I receive calls from parties who, after a loved one has passed, have no idea what that balances are in their loved one’s financial accounts. They do not know whether the estate would be solvent (able to pay its debts) or insolvent (unable to pay debts). They do not know if there is a small balance or large and how that would affect cheaper probate alternatives. Not knowing the balance of accounts can make a difference as to whether a case qualified foraSmall Estate Affidavit or needs an more typical Probate or Heirship proceeding.
There is a way to look into balances on a decedent’s accounts. Texas Estate Code 153.003 provides that an “interested person” (heir, spouse, creditor, claim holder) can request a probate court to order a financial institution to release the balance information on each account in the deceased party’s name with their financial institution. The court can do this only if: (1) at least 90 days have passed since the date of death, (2) no probate petition has been filed (yet), AND (3) no one has already been appointed as a personal representative of the estate.

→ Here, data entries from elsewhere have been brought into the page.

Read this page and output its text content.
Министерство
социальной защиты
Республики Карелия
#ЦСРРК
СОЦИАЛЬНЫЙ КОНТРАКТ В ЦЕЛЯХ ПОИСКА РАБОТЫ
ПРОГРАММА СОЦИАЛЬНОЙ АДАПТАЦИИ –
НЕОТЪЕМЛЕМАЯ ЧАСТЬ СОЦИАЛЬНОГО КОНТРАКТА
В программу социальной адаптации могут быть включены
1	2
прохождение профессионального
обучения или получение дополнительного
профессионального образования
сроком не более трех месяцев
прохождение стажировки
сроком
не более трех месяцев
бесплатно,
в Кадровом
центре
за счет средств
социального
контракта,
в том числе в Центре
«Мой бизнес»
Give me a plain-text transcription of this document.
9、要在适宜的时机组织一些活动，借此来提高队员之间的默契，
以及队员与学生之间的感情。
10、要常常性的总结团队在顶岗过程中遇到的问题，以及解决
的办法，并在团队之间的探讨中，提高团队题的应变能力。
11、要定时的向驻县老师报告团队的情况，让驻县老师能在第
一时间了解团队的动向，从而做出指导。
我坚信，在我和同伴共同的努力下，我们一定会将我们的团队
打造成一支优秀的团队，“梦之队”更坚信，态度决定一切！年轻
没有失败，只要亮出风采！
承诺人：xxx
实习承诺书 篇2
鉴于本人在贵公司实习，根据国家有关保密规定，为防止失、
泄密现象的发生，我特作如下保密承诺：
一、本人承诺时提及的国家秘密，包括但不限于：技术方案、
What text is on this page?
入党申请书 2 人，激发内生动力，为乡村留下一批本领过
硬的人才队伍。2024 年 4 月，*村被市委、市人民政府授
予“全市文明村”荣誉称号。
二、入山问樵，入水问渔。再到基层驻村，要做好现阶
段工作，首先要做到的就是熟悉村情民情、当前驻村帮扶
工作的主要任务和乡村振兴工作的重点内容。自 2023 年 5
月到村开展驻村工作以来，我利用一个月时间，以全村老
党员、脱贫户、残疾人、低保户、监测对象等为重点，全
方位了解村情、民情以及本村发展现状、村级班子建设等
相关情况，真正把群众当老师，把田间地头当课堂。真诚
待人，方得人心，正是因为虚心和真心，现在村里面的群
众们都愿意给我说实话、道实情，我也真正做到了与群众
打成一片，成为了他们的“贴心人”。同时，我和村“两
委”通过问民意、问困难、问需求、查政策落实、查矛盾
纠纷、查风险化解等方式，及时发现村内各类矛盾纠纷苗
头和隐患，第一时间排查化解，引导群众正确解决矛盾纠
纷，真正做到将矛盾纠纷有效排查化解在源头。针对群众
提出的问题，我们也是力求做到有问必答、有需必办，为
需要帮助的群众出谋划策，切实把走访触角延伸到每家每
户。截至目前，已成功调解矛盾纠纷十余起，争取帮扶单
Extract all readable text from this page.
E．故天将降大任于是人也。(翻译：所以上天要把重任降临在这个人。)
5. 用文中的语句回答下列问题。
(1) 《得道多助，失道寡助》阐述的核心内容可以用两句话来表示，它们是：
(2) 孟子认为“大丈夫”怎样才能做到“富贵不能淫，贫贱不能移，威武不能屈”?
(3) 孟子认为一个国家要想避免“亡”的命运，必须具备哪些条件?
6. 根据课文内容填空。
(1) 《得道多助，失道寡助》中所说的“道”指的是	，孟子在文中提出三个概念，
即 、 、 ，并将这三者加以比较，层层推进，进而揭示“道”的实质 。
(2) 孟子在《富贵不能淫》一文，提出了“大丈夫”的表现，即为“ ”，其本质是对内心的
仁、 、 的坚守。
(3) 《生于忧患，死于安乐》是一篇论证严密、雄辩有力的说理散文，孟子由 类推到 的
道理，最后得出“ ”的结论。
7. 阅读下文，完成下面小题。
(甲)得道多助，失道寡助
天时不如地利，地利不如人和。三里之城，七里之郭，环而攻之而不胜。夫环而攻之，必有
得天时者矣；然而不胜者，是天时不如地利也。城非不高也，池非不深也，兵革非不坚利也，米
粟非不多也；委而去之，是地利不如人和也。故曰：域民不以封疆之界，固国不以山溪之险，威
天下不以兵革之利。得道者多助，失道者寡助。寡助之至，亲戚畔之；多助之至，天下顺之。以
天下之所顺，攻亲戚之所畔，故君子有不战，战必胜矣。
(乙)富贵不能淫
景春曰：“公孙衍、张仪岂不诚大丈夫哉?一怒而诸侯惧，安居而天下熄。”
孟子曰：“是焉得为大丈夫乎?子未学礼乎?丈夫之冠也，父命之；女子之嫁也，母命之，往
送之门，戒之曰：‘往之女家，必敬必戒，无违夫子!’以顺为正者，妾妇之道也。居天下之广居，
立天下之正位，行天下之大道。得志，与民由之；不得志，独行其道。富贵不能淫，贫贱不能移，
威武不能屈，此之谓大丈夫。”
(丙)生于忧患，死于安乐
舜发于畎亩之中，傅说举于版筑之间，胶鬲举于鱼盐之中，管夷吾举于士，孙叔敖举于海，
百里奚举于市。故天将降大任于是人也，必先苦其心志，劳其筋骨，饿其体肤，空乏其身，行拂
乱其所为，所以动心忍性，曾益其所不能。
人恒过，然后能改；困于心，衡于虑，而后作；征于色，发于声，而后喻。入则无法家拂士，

The exception to this is the bank does not have to provide information about a financial account that already has a beneficiary designation, payable on death (POD) account, a trust account, or an account that provides for a right of survivorship. These types of accounts automatically transfer on death and become the property of the named successor, so you cannot invade that person’s right of privacy in their newly inherited accounts. You can only see balance for the accounts left hanging after a death with no where to go except through the probate process.